BEYROUTH : Le Premier ministre libanais désigné, Saad Hariri, a déclaré samedi qu’il ne formerait pas un Conseil des ministres qui se contenterait de répondre aux souhaits du président Michel Aoun.
«Je ne formerai pas un gouvernement comme le souhaite l’équipe de Son Excellence le président, ni aucune autre faction politique», a affirmé Hariri lors d'une session parlementaire.
Le Premier ministre désigné a également ajouté qu'il «ne formera que le type de gouvernement nécessaire pour arrêter l'effondrement économique et empêcher la grosse chute qui menace les Libanais».
Les commentaires de Hariri sont intervenues en réaction à la lettre du président Aoun au parlement demandant aux députés de trouver une autre alternative au Premier ministre désigné.

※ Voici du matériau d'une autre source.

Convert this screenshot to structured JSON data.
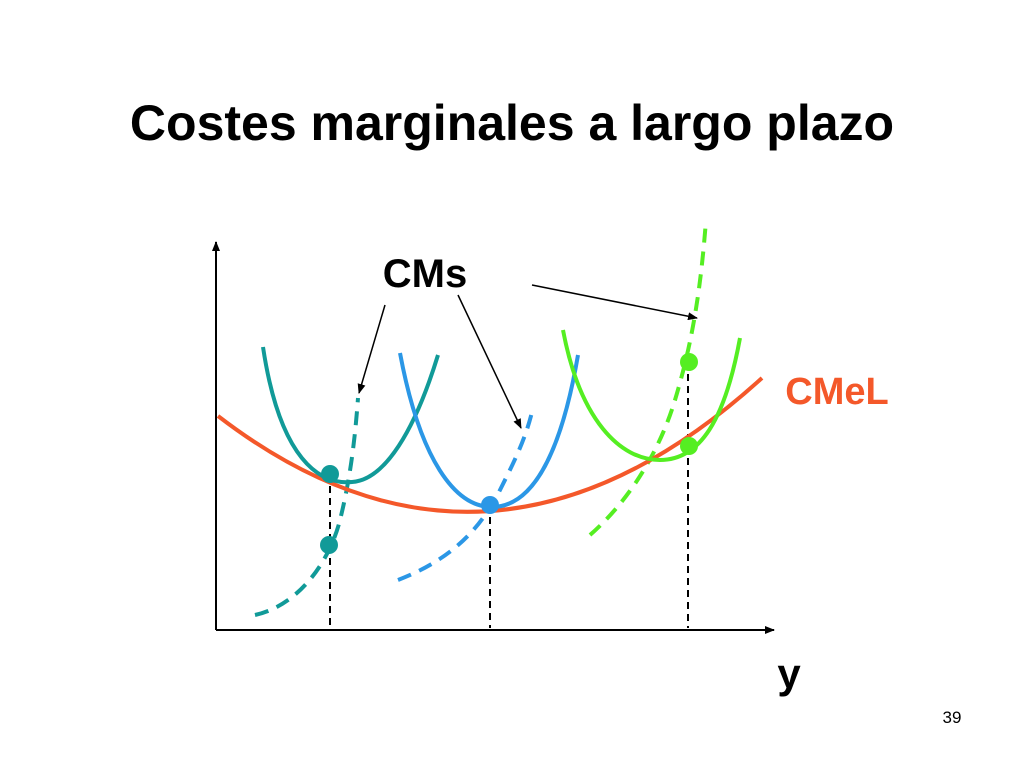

La session plénière du Parlement a été retransmise en direct et a duré environ deux heures.
Le Liban est sans gouvernement depuis sept mois après la démission d’Hassan Diab de son poste de Premier ministre à la suite de l’explosion du port de Beyrouth qui a fait plus de 200 victimes en août dernier.
Hariri s’est adressé au Parlement en disant que «la vérité sur ce qui se passe est que le président de la république avoue aux députés dans son message:« Vous avez nommé un Premier ministre, je ne veux pas de lui et je ne l’autoriserai jamais à former un gouvernement. Je vous en prie, débarrassez-vous de lui». Cela n’est qu’une tentative de dispenser le président de la république de l’accusation d’entraver la formation du gouvernement».
Le Premier ministre désigné a en outre révélé qu'Aoun avait envoyé des messages aux capitales étrangères similaires à sa lettre au Parlement «dans l’intention de protéger certains membres de son entourage ainsi que l'équipe politique des sanctions européennes».
Hariri a accusé Aoun en disant «Aoun veut que nous modifions la constitution. Si nous ne le faisons pas, il veut quand même changer la constitution dans la pratique sans aucun amendement».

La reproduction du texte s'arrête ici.